Same here. But we all know some who...wouldn't. Bush was a good guy. He tried hard.
Permalink
| August 21, 2009, 10:44 pm
Quoting Michael Ford
Same here. But we all know some who...wouldn't. Bush was a good guy. He tried hard.

It's not easy being president, If Bush had said half the Dems had he would have caught A LOT of flak.
Permalink
| August 21, 2009, 10:48 pm
Ive got a great joke here. what do you call obama when he's hiking throu the himalayas? the Obama-dible snowman!! hehe kinda lame but i REALLY DO NOT LIKE Barack Saddam "Hussein" Obama
Permalink
| August 21, 2009, 11:52 pm
 Group moderator 
"Hussein" Obama is nice?
Permalink
| August 27, 2009, 9:30 pm
A bear is squatin down to drop a deuce when a rabbit hops by. The bear asks "Do you have problems with poop sticking to your fur?" the rabbit replies "Nope' never did."
So the bear picks up the rabbit and whipes his rear with the rabbit.
Permalink
| January 9, 2010, 1:48 pm
Quoting Admiral A.C. Weagle
A bear is squatin down to drop a deuce when a rabbit hops by. The bear asks "Do you have problems with poop sticking to your fur?" the rabbit replies "Nope' never did."
So the bear picks up the rabbit and whipes his rear with the rabbit.

....
Permalink
| January 9, 2010, 2:46 pm
 Group admin 
This is stupid, but how do you drown a blonde?



Stick a scratch and sniff sticker to teh bottom of a swimming pool.
Permalink
| January 9, 2010, 11:07 pm
 Group admin 
Quoting Will Gober
It's not easy being president, If Bush had said half the Dems had he would have caught A LOT of flak.

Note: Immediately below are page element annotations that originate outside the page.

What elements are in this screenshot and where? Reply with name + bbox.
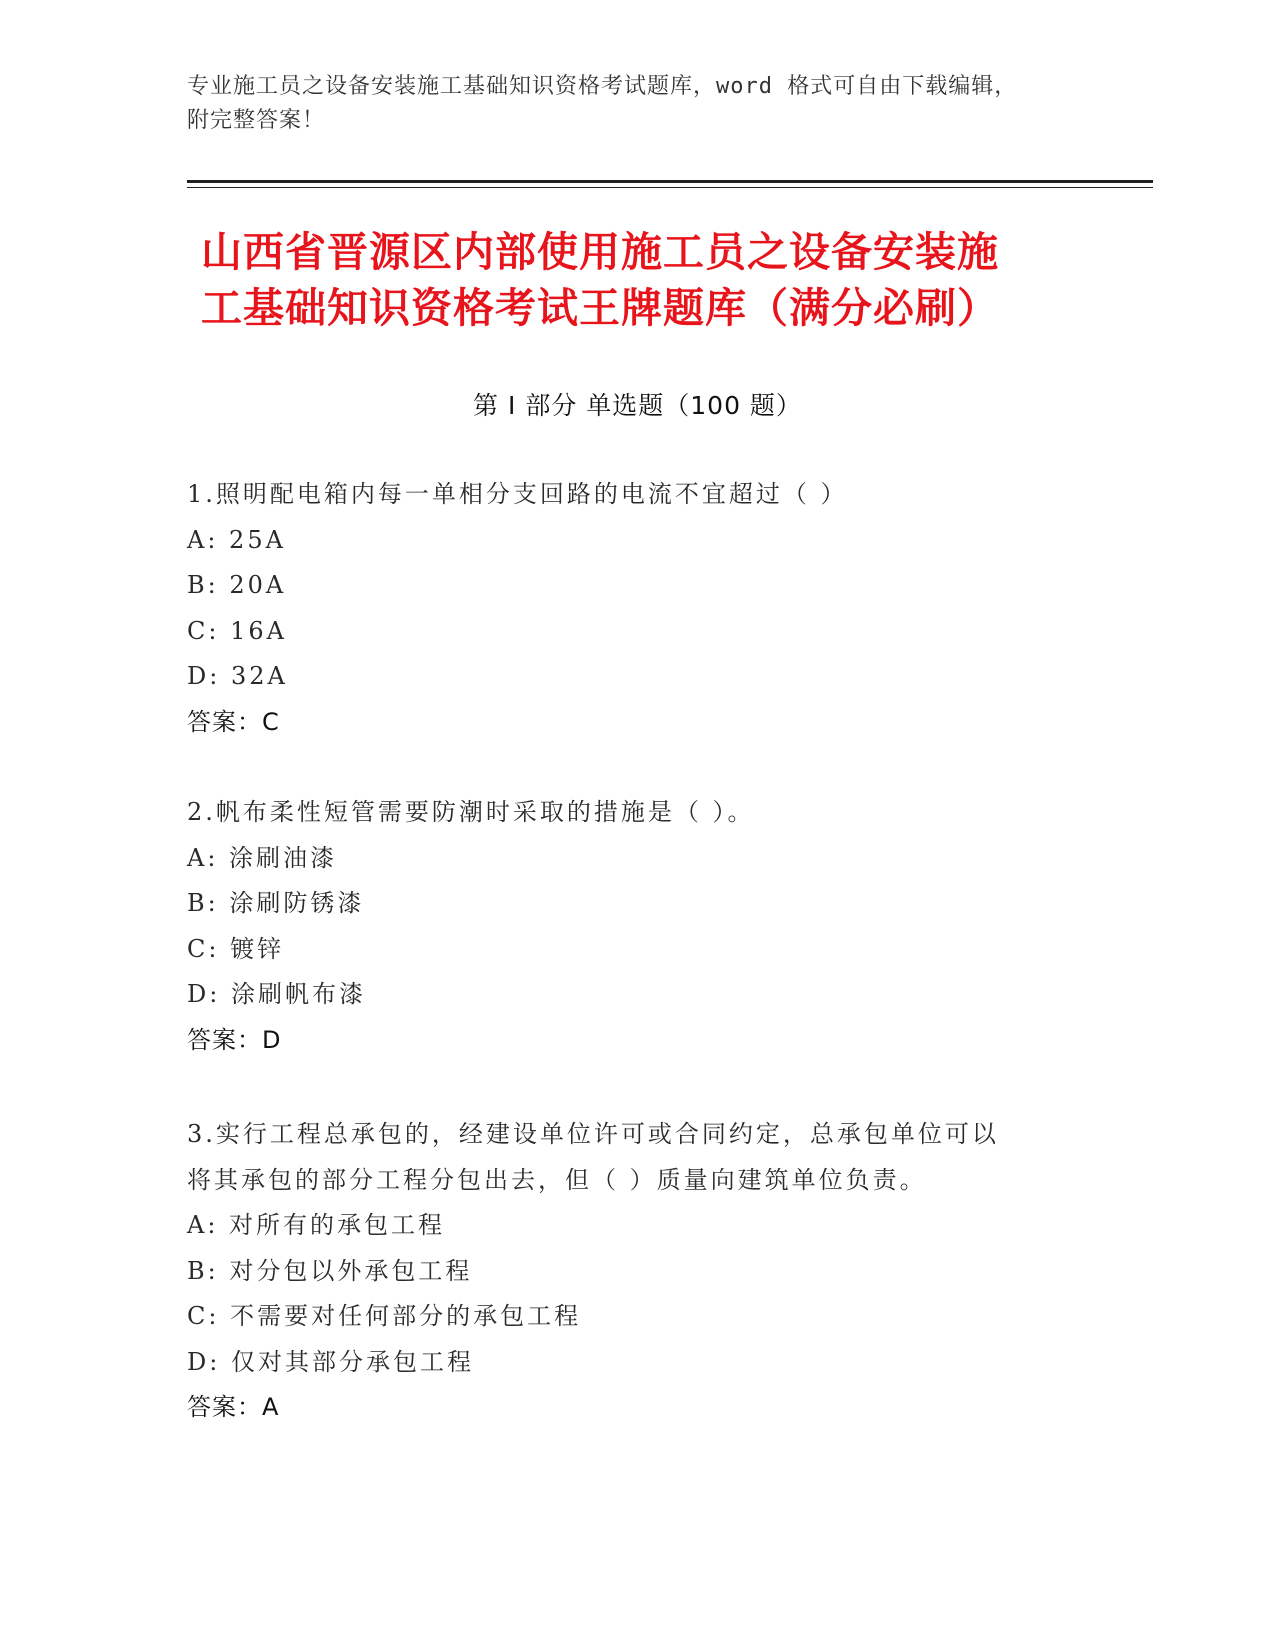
document-title [201, 224, 1101, 336]
option-a: A: 涂刷油漆 [187, 843, 338, 872]
question-2 [187, 790, 1067, 1063]
option-b: B: 对分包以外承包工程 [187, 1256, 473, 1285]
question-1 [187, 472, 1067, 745]
option-c: C: 镀锌 [187, 934, 285, 963]
option-b: B: 20A [187, 571, 287, 599]
header-divider-thick [187, 180, 1153, 183]
option-c: C: 不需要对任何部分的承包工程 [187, 1302, 582, 1330]
option-a: A: 25A [187, 525, 286, 554]
document-title-line-1: 山西省晋源区内部使用施工员之设备安装施 [201, 228, 999, 276]
option-d: D: 仅对其部分承包工程 [187, 1347, 474, 1376]
header-divider-thin [187, 187, 1153, 188]
option-d: D: 涂刷帆布漆 [187, 980, 366, 1008]
answer: 答案：D [187, 1025, 282, 1054]
question-stem-line-2: 将其承包的部分工程分包出去，但（ ）质量向建筑单位负责。 [187, 1165, 927, 1194]
option-c: C: 16A [187, 616, 287, 645]
answer: 答案：C [187, 707, 280, 736]
section-heading: 第 I 部分 单选题（100 题） [473, 391, 802, 420]
answer: 答案：A [187, 1393, 280, 1421]
option-a: A: 对所有的承包工程 [187, 1211, 446, 1239]
question-stem: 1.照明配电箱内每一单相分支回路的电流不宜超过（ ） [187, 480, 848, 508]
header-note-line-1: 专业施工员之设备安装施工基础知识资格考试题库，word 格式可自由下载编辑， [187, 74, 1018, 99]
document-title-line-2: 工基础知识资格考试王牌题库（满分必刷） [201, 284, 999, 332]
header-note-line-2: 附完整答案！ [187, 108, 326, 133]
option-d: D: 32A [187, 662, 288, 690]
header-note [187, 70, 1067, 138]
question-stem-line-1: 3.实行工程总承包的，经建设单位许可或合同约定，总承包单位可以 [187, 1120, 999, 1148]
question-stem: 2.帆布柔性短管需要防潮时采取的措施是（ ）。 [187, 798, 755, 826]
option-b: B: 涂刷防锈漆 [187, 889, 365, 917]
question-3 [187, 1112, 1067, 1431]
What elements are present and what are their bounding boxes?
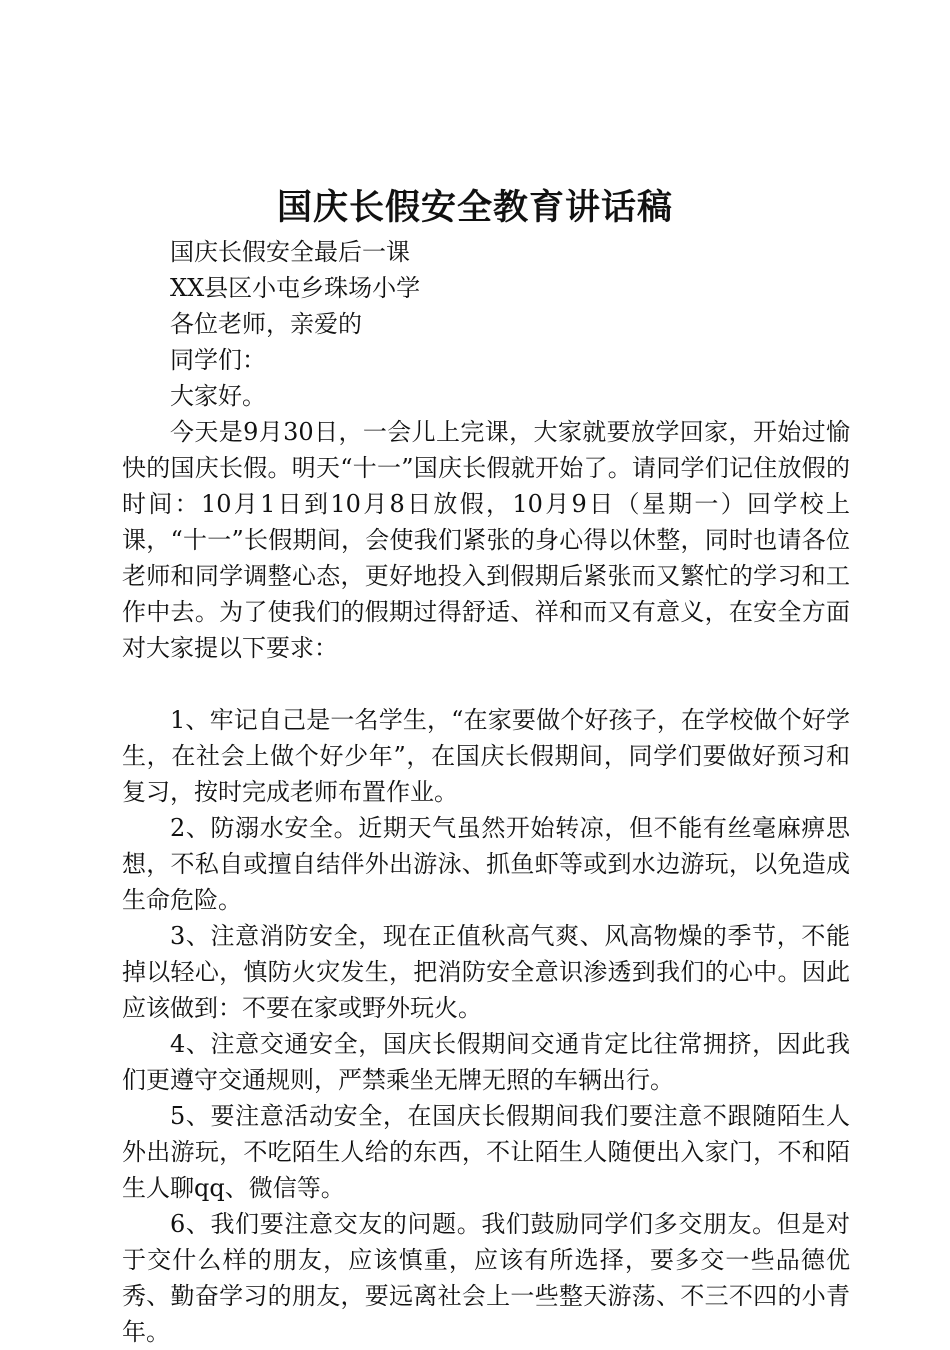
document-title: 国庆长假安全教育讲话稿 <box>276 187 673 228</box>
requirement-paragraph-4: 4、注意交通安全，国庆长假期间交通肯定比往常拥挤，因此我们更遵守交通规则，严禁乘坐无牌无照的车辆出行。 <box>122 1030 850 1094</box>
greeting-line: 大家好。 <box>170 382 266 410</box>
document-body <box>122 234 850 1350</box>
requirement-paragraph-1: 1、牢记自己是一名学生，“在家要做个好孩子，在学校做个好学生，在社会上做个好少年”，在国庆长假期间，同学们要做好预习和复习，按时完成老师布置作业。 <box>122 706 850 806</box>
requirement-paragraph-6: 6、我们要注意交友的问题。我们鼓励同学们多交朋友。但是对于交什么样的朋友，应该慎重，应该有所选择，要多交一些品德优秀、勤奋学习的朋友，要远离社会上一些整天游荡、不三不四的小青年。 <box>122 1210 850 1346</box>
requirement-paragraph-3: 3、注意消防安全，现在正值秋高气爽、风高物燥的季节，不能掉以轻心，慎防火灾发生，把消防安全意识渗透到我们的心中。因此应该做到：不要在家或野外玩火。 <box>122 922 850 1022</box>
salutation-line: 同学们： <box>170 346 266 374</box>
requirement-paragraph-2: 2、防溺水安全。近期天气虽然开始转凉，但不能有丝毫麻痹思想，不私自或擅自结伴外出游泳、抓鱼虾等或到水边游玩，以免造成生命危险。 <box>122 814 850 914</box>
school-line: XX县区小屯乡珠场小学 <box>170 274 421 302</box>
subtitle-line: 国庆长假安全最后一课 <box>170 238 410 266</box>
intro-paragraph: 今天是9月30日，一会儿上完课，大家就要放学回家，开始过愉快的国庆长假。明天“十一”国庆长假就开始了。请同学们记住放假的时间：10月1日到10月8日放假，10月9日（星期一）回学校上课，“十一”长假期间，会使我们紧张的身心得以休整，同时也请各位老师和同学调整心态，更好地投入到假期后紧张而又繁忙的学习和工作中去。为了使我们的假期过得舒适、祥和而又有意义，在安全方面对大家提以下要求： <box>122 418 850 662</box>
salutation-line: 各位老师，亲爱的 <box>170 310 362 338</box>
requirement-paragraph-5: 5、要注意活动安全，在国庆长假期间我们要注意不跟随陌生人外出游玩，不吃陌生人给的东西，不让陌生人随便出入家门，不和陌生人聊qq、微信等。 <box>122 1102 850 1202</box>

I think president is probably the worst job in America. Everything you do, half the nation hates your guts, and if you don't do anything, the entire world hates your guts because absolutely nothing was accomplished. I don't thinkk I would ever be able to be President. I'm, probably going to work in a grocery store all my life... 0_o
Permalink
| January 9, 2010, 11:36 pm
Three guys were drivin around in the desert when all of a sudden the car runs out of gas and dies. Then they decided to walk to the nearest Gas Station, which was a few hours away. Anyway, one guy says "since this is gonna be a long walk we should take something with us."
One guy says "I'm taking the passenger seat, just jncase I get tired I can sit down for a minute."
The second guy says "I'll take the radio with me so we have something to listen to while we walk."
the third guy says "I'm taking the car door with me, so that way when it gets hot, I can roll down the window."